在一个青年文化博物馆,我们感受到杂志的叙事力
位于英国考文垂的青年文化博物馆正在举行一个看似“庞大”的展览“成长在英国:过去一百年的青年文化”。作为在过去百年历史中被贴有工业帝国、一些青年文化发源地等标签的国家,年轻人作为一个重要社会群体,如何表达声音、构建改革作用于社会和个人是人们关心的并且想要记录的。策展人通过向大众征集图片、书籍、影像等资料,尝试还原过去一百年内英国青年文化的全貌。

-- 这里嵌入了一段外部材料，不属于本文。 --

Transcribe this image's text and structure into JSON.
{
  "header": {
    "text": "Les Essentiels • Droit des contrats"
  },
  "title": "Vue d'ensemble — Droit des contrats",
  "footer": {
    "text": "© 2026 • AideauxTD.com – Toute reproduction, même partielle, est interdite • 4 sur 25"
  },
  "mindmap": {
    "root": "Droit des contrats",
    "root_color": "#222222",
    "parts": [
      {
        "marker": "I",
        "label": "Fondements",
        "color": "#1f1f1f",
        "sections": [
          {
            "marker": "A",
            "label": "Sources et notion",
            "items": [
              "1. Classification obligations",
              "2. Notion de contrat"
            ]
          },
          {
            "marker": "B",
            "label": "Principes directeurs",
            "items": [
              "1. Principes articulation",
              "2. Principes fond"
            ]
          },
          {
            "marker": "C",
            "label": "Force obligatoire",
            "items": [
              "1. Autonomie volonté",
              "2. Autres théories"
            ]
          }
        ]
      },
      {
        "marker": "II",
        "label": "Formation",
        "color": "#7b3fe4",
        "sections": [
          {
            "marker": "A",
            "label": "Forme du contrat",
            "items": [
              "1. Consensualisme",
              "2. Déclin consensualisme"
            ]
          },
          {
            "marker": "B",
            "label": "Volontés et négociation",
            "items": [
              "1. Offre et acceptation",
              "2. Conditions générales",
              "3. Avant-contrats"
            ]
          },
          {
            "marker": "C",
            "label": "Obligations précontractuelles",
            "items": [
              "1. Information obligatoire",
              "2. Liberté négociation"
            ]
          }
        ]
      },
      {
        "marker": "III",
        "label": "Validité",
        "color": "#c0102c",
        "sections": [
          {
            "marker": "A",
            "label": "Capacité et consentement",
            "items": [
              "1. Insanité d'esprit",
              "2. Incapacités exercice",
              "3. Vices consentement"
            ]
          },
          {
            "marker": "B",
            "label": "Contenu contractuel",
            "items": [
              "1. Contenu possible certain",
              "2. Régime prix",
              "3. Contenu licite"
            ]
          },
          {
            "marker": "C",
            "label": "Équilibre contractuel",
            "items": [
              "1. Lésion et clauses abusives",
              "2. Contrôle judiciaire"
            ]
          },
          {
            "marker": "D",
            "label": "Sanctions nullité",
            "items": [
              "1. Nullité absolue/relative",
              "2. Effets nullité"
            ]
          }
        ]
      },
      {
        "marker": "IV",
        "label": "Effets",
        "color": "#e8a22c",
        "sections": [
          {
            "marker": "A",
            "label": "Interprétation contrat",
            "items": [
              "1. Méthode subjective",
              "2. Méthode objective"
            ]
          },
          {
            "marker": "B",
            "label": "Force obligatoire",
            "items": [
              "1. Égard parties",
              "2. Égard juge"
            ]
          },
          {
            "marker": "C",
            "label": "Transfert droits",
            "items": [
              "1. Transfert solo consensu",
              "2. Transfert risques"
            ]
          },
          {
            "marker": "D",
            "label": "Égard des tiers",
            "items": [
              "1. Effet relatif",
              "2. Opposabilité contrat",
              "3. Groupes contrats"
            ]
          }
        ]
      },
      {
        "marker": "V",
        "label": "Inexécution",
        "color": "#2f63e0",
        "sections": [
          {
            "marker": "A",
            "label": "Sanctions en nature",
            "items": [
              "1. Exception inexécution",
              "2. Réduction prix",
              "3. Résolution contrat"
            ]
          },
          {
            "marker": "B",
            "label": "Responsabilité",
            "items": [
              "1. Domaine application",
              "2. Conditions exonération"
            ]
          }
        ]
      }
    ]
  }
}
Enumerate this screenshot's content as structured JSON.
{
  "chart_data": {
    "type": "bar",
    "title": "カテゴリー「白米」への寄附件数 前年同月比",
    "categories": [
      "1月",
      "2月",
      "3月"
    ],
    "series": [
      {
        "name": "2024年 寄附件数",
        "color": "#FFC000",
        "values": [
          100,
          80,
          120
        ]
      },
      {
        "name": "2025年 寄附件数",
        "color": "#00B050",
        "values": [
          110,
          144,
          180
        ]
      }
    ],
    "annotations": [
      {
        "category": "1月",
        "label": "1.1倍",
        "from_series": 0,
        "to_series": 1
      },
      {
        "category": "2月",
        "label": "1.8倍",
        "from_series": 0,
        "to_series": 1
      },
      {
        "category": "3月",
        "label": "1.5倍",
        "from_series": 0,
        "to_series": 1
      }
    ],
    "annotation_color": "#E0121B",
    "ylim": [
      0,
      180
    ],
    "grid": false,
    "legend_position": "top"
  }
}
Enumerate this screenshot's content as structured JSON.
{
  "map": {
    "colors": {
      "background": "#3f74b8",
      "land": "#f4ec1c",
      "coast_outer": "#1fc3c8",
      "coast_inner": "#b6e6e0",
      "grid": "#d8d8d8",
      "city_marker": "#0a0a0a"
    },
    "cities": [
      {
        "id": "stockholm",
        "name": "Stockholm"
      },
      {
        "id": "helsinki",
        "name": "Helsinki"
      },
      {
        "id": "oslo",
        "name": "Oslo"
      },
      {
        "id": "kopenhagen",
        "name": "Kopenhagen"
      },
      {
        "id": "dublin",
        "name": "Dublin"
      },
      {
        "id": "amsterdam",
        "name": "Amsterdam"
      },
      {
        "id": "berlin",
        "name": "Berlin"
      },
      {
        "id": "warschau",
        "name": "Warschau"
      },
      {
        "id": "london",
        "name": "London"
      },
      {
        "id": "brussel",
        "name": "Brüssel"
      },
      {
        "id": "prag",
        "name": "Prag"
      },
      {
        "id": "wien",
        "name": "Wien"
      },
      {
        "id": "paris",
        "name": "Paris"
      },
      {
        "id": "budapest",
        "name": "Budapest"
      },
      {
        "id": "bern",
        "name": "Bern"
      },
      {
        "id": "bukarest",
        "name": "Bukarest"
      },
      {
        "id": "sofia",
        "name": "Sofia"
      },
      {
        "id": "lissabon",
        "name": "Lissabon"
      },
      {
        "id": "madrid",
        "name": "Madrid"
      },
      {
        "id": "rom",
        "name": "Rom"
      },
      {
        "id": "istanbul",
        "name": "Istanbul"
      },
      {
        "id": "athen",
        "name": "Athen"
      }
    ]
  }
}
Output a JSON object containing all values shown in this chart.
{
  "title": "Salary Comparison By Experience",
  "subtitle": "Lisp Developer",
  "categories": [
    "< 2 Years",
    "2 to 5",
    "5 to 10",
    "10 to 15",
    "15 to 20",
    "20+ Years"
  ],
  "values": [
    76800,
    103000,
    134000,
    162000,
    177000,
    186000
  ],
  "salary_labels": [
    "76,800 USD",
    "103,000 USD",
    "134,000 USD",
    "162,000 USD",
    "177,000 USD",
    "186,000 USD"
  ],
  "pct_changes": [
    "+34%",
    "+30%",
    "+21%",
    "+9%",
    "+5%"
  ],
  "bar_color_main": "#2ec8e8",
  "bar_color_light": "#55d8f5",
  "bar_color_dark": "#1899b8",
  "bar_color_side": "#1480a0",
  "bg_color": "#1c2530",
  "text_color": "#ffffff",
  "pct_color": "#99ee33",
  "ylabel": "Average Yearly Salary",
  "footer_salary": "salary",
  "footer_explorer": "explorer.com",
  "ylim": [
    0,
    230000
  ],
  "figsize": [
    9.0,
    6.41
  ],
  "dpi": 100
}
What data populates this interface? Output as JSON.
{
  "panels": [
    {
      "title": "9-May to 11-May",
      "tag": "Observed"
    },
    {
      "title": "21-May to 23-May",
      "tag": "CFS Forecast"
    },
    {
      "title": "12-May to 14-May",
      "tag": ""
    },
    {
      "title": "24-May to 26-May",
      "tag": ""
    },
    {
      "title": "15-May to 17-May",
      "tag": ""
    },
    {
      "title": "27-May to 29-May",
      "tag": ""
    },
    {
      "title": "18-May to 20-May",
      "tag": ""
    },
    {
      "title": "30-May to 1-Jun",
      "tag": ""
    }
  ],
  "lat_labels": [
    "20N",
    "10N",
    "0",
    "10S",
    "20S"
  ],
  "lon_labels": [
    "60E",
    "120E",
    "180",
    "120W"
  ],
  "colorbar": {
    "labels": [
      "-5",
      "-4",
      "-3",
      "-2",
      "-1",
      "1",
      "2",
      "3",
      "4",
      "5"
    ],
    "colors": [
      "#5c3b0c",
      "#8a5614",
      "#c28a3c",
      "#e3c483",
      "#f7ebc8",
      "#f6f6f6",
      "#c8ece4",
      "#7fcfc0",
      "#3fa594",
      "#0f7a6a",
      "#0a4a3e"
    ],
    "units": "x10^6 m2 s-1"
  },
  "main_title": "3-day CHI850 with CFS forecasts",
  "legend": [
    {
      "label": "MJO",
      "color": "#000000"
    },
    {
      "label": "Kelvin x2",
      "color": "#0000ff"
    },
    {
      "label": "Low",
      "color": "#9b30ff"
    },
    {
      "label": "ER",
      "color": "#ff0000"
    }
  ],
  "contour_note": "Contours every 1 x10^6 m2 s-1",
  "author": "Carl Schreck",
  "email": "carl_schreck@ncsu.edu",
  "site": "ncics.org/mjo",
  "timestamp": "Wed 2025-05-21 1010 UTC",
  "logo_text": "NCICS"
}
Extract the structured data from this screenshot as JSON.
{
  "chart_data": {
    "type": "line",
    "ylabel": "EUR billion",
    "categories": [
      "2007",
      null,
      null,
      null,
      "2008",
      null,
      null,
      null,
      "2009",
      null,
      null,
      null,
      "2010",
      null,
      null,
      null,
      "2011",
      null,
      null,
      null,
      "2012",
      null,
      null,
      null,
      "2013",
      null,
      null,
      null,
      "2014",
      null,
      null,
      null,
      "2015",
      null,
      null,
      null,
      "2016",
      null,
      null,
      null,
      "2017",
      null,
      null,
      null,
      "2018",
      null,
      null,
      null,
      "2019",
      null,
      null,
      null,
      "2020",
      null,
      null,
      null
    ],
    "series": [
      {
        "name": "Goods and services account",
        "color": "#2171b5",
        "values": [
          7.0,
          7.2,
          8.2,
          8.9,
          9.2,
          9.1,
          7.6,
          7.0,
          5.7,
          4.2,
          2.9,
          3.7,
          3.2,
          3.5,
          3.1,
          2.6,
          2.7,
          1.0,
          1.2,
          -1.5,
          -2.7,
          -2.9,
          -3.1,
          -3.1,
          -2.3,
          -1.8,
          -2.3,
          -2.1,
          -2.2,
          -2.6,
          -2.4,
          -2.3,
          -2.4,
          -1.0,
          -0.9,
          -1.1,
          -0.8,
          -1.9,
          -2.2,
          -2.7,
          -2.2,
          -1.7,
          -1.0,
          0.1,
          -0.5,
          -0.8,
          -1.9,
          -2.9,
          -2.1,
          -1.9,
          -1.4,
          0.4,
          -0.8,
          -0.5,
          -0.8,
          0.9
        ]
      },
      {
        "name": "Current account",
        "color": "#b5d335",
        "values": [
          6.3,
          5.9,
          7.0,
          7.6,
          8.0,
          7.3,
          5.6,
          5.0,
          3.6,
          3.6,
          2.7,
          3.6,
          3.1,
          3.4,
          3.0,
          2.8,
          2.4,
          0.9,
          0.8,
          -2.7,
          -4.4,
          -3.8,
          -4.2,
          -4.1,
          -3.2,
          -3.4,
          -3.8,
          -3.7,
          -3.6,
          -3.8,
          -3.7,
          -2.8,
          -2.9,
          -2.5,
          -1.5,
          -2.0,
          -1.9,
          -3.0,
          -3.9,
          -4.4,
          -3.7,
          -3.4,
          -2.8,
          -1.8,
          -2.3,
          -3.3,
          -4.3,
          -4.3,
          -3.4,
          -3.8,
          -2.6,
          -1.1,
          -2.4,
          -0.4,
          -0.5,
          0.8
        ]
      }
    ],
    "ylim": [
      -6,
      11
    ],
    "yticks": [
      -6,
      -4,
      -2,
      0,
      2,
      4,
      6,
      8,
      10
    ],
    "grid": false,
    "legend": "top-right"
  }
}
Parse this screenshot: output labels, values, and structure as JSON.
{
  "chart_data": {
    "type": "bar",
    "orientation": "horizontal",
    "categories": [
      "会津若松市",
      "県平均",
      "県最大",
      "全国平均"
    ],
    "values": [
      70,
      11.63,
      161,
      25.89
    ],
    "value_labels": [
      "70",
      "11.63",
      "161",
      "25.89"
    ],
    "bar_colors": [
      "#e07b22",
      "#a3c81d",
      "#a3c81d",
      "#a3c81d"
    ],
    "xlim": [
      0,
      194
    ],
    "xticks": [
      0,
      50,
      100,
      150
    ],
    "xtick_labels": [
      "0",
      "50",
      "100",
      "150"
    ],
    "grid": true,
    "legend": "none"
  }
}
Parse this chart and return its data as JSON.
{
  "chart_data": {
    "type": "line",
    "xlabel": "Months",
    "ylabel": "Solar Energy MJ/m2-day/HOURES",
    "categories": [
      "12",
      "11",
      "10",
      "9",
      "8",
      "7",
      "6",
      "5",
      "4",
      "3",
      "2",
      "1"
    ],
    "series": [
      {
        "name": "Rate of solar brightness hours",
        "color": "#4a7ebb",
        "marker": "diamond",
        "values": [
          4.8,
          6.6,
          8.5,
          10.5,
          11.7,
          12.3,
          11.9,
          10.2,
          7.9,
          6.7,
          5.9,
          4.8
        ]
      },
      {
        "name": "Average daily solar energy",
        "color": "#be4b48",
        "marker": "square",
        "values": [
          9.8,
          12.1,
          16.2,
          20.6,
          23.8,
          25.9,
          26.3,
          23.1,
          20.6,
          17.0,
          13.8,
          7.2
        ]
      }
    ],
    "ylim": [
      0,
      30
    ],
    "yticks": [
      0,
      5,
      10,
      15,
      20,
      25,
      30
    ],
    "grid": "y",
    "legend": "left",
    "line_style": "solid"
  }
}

为期两年的资料收集,策展团队征集到一定数量的旧杂志。在互联网尚不发达的年代,人们大多从杂志上获取信息。杂志是记录者和群体发声的重要媒介,见证着年轻人改变世界的节点。在展览的杂志文化板块,我们看到了一本本装载记忆与文化的书籍,它们并没有被时间冲刷褪色,每一本都在将青年故事娓娓道来。
作为互联网兴起前的重要流行文化传播媒介,杂志记录着一代又一代人年少时的青年理想,是同学、玩伴们课后玩耍时的主要谈资。谁的青春里,还没有几段偷偷在桌下翻看时下流行话题的经历呢?流行文化曾涌入大街小巷,涌入年轻人的卧室、客厅,堆叠的文字记录着时下意见领袖们的态度和思想,青年们曾窝在床上,透过电话线一边与朋友们热火朝天地讨论着在杂志中发现的“当地必去实惠餐厅”,一边交换着在书店中最新发现的地下音乐演出和摩托车队周末游行。
在展馆内还原的英国青年的卧室
在展厅展出的青年卧室照片资料中,不难发现墙上和床头挂满的海报,传单和贴画。读者们将自己热爱的杂志内容精心裁剪下来,通过装饰墙壁来进一步沉浸在他们热爱的文化和符号中。也许是为了逃避生活,也许是因为热爱生活。
策展团队向英国公众征集的青少年贴满海报的卧室
在本次展览的前期准备工作中,青年文化博物馆进行了为期两年的资料搜集,除了无数本珍贵杂志以外,博物馆还找到了许多受访者,以口头采访的形式讲述了他们记忆中的童年、音乐和杂志。“很多人可能买不起相机,没有照片用来回忆,但是他们依然可以告诉我们很多他们的过往经历,向我们展示他们记忆中的童年。”博物馆的创意项目总监Jamie Brett告诉我们。
策展团队向英国公众征集的青少年贴满海报的卧室
“在当下社会我们拥有需要的一切信息,什么好吃,什么好玩,什么流行,我们在网上全都可以快速查到。可是网络并不给我们与他人见面接触的机会,人与人之间的交互反而减少了。在人人阅读杂志的时代,你能看到一个14岁的小孩向20多岁的年轻人问最近有什么好听的音乐,然后顺势聊了起来;或者通过人与人之间的交流问到哪里能买时下最流行、最潮流的时尚单品,顺便交个朋友。这些东西在网络世界中反而好像更难做到了。”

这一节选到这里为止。